Pictures of puppy in a nest emerging from a cracked egg. Photos overlooking a steampunk city with airships. Picture of two robots having a romantic evening at the movies.

Have you ever seen a puppy in a nest emerging from a cracked egg? What about a photo that’s overlooking a steampunk city with airships? Or a picture of two robots having a romantic evening at the movies? These might sound far-fetched, but a novel type of machine learning technology called text-to-image generation makes them possible. These models can generate high-quality, photorealistic images from a simple text prompt.

Within Google Research, our scientists and engineers have been exploring text-to-image generation using a variety of AI techniques. After a lot of testing we recently announced two new text-to-image models — Imagen and Parti. Both have the ability to generate photorealistic images but use different approaches. We want to share a little more about how these models work and their potential.

How text-to-image models work

With text-to-image models, people provide a text description and the models produce images matching the description as closely as possible. This can be something as simple as “an apple” or “a cat sitting on a couch” to more complex details, interactions and descriptive indicators like “a cute sloth holding a small treasure chest. A bright golden glow is coming from the chest.”

A picture of a cute sloth holding a small treasure chest. A bright golden glow is coming from the chest

In the past few years, ML models have been trained on large image datasets with corresponding textual descriptions, resulting in higher quality images and a broader range of descriptions. This has sparked major breakthroughs in this area, including Open AI’s DALL-E 2.

How Imagen and Parti work

Imagen and Parti build on previous models. Transformer models are able to process words in relationship to one another in a sentence. They are foundational to how we represent text in our text-to-image models. Both models also use a new technique that helps generate images that more closely match the text description. While Imagen and Parti use similar technology, they pursue different, but complementary strategies.

Imagen is a Diffusion model, which learns to convert a pattern of random dots to images. These images first start as low resolution and then progressively increase in resolution. Recently, Diffusion models have seen success in both image and audio tasks like enhancing image resolution, recoloring black and white photos, editing regions of an image, uncropping images, and text-to-speech synthesis.

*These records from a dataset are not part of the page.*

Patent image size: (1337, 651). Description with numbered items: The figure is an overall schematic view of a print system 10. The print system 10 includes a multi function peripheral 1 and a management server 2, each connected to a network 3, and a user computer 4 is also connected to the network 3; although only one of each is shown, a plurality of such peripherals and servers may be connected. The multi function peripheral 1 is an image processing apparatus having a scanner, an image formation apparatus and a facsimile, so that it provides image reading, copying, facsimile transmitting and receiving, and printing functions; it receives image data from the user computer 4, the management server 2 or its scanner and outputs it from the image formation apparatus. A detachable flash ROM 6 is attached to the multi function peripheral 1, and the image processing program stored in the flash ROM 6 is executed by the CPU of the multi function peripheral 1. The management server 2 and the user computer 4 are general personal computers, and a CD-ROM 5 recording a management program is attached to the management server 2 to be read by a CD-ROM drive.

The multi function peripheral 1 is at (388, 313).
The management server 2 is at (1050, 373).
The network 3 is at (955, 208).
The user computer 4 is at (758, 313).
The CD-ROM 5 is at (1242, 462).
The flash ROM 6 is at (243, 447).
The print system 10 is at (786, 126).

Parti’s approach first converts a collection of images into a sequence of code entries, similar to puzzle pieces. A given text prompt is then translated into these code entries and a new image is created. This approach takes advantage of existing research and infrastructure for large language models such as PaLM and is critical for handling long, complex text prompts and producing high-quality images.

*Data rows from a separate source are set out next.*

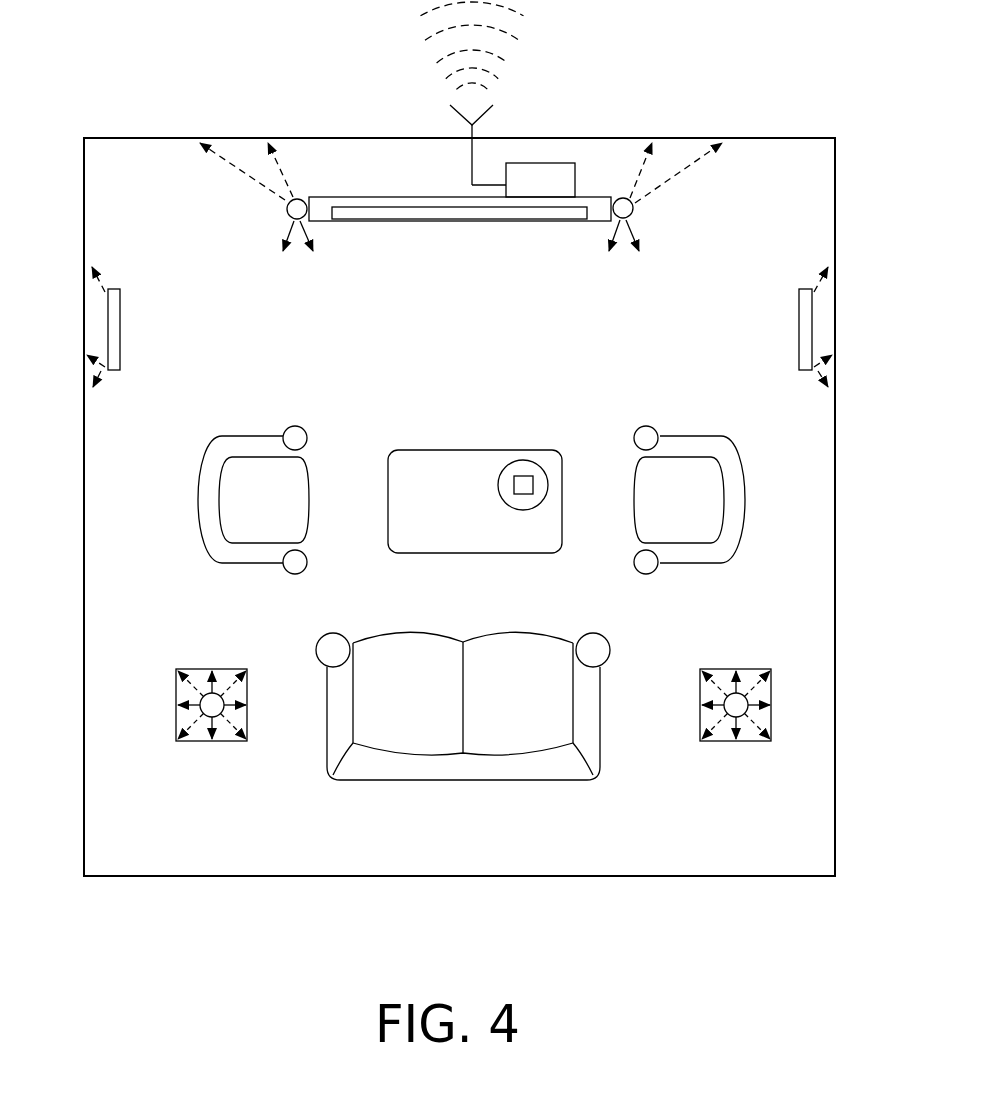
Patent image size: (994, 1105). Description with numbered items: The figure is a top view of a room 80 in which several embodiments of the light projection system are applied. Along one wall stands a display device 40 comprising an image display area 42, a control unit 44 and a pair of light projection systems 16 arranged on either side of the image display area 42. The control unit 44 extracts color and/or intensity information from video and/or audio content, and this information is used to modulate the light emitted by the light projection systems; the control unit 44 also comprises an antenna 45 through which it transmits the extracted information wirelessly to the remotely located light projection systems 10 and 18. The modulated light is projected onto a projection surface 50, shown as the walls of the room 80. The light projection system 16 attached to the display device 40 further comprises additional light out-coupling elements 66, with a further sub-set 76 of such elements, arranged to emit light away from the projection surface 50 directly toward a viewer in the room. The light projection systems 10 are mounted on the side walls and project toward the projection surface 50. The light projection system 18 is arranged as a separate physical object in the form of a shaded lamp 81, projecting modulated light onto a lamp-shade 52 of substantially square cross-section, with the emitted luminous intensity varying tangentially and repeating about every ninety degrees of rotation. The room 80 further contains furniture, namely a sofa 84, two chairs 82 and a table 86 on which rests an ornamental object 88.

The room 80 is at (208, 84).
The display device 40 is at (347, 198).
The image display area 42 is at (442, 216).
The control unit 44 is at (545, 172).
The antenna 45 is at (472, 167).
The light projection system 16 is at (287, 209).
The projection surface 50 is at (232, 144).
The additional light out-coupling elements 66 is at (292, 226).
The further sub-set 76 is at (303, 226).
The light projection system 10 is at (121, 328).
The chairs 82 is at (278, 514).
The table 86 is at (425, 464).
The ornamental object 88 is at (522, 465).
The sofa 84 is at (406, 650).
The shaded lamp 81 is at (184, 644).
The lamp-shade 52 is at (176, 691).
The light projection system 18 is at (216, 716).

These models have many limitations. For example, neither can reliably produce specific counts of objects (e.g. “ten apples”), nor place them correctly based on specific spatial descriptions (e.g. “a red sphere to the left of a blue block with a yellow triangle on it”). Also, as prompts become more complex, the models begin to falter, either missing details or introducing details that were not provided in the prompt. These behaviors are a result of several shortcomings, including lack of explicit training material, limited data representation, and lack of 3D awareness. We hope to address these gaps through broader representations and more effective integration into the text-to-image generation process.

Taking a responsible approach to Imagen and Parti

Text-to-image models are exciting tools for inspiration and creativity. They also come with risks related to disinformation, bias and safety. We’re having discussions around Responsible AI practices and the necessary steps to safely pursue this technology. As an initial step, we’re using easily identifiable watermarks to ensure people can always recognize an Imagen- or Parti-generated image. We’re also conducting experiments to better understand biases of the models, like how they represent people and cultures, while exploring possible mitigations. The Imagen and Parti papers provide extensive discussion of these issues.

What’s next for text-to-image models at Google

We will push on new ideas that combine the best of both models, and expand to related tasks such as adding the ability to interactively generate and edit images through text. We’re also continuing to conduct in-depth comparisons and evaluations to align with our Responsible AI Principles. Our goal is to bring user experiences based on these models to the world in a safe, responsible way that will inspire creativity.